The Spierig Brothers’ Daybreakers probably looks a little better than it actually is, if only by virtue of its context. Any reasonably serious attempt at a vampire yarn that falls in between The Twilight Saga: New Moon (2009) and the threat of The Twilight Saga: Eclipse (2010) is bound to get some slack—but even without this, Daybreakers would be a good genre entry. It’s also a pretty ambitious movie that’s occasionally capable of fulfilling those ambitions. When it doesn’t, the attempt is still noteworthy and the results are at least entertaining—assuming you’re a fan of the genre.
The story is set in 2019, when most of the world is inhabited by vampires—a change to which humanity seems to have adapted fairly well. There is, however, one rather notable downside, since the food supply has all but run out. What few humans the vampires have are traded like commodities, kept alive and systematically drained of their blood, while the giant corporation in charge of this searches for a blood substitute. Their hopes are mostly pinned on Edward Dalton (Ethan Hawke), a scientist with moral qualms about the whole business of vampires, even though he happens to be one himself. Unfortunately, his efforts have not only been less than successful, but spectacularly splattery in their failure.

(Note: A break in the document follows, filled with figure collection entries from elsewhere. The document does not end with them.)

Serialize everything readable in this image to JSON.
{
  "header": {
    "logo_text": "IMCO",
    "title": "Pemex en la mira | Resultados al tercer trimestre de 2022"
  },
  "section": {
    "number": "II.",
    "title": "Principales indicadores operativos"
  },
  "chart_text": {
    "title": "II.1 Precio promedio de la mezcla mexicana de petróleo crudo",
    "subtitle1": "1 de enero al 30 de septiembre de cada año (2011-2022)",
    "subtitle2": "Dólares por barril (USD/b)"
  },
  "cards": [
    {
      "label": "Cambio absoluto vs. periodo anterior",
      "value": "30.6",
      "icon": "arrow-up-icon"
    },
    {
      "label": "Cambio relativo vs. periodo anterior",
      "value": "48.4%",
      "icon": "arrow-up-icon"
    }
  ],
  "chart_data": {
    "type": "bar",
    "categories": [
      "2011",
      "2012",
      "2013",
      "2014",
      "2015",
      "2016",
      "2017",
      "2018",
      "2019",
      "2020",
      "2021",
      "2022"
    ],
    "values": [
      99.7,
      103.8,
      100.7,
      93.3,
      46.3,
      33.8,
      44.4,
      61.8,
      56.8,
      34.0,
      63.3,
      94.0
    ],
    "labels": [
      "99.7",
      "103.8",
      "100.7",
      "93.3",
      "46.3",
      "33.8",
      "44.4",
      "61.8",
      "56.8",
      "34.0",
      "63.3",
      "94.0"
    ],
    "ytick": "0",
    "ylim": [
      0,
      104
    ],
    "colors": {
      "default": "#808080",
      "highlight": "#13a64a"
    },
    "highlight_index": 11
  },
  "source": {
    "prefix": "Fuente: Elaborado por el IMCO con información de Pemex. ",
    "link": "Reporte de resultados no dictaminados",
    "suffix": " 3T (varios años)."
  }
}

Things change when he helps some humans escape from some hunters. Realizing who he is, the humans recruit him to their cause: a cure for vampirism, which is built around Lionel “Elvis” Cormac (Willem Dafoe), a former vampire who, through a process no one quite understands, has been returned to human form. The humans want Dalton to discover what exactly happened to Cormac and figure out a way to repeat it. Not surprisingly, one thing Dalton quickly learns is that there’s less demand for a cure than one might suppose—especially where his boss, Charles Bromley (Sam Neill), is concerned.
There’s nothing all that revolutionary in any of the plotting (which owes something to Richard Matheson’s novel I Am Legend), and the film ultimately backs itself into a corner from which it can only extricate itself by turning to utterly predictable dramatics. Thankfully, even when it becomes predictable, Daybreakers is still enjoyable. What’s most interesting about the film lies in its overall tone. There’s a bit of early David Cronenberg here—it’s almost what you might get if Cronenberg, in his The Brood (1979) period, had made Alfonso Cuarón’s Children of Men (2006) with vampires. That’s neither as flippant as it sounds, nor is it wide of the mark.
The film isn’t afraid to go for the gore, but it’s rarely jokey about it. In fact, the vampire “death march” scene—where blood-deprived vampires, who are mutating into freakish bat creatures, are dragged into the sunlight—is surprisingly grim. A lot of this feeling is the result of Christopher Gordon’s unusual—and often dirge-like—musical score, which tends to be more interested in mood than in goosing the action. The obvious parallels between a blood-addicted society and an oil-addicted one—not to mention the implication that a pharmaceutical company might be much more interested in keeping a profitable disease going rather than finding a cure and thereby stopping the money flow—gives the film more weight than most of its type.
Daybreakers is far from perfect. As I’ve already noted, it ultimately loses its footing and turns into cheesy horror, but it’s never less than high-quality cheese. That alone would be worth something. But the fact that it’s a horror film that takes itself seriously—and tries to be more than a rote genre entry and a quick cash-in—makes it worth a closer look. Rated R for strong bloody violence, language and brief nudity.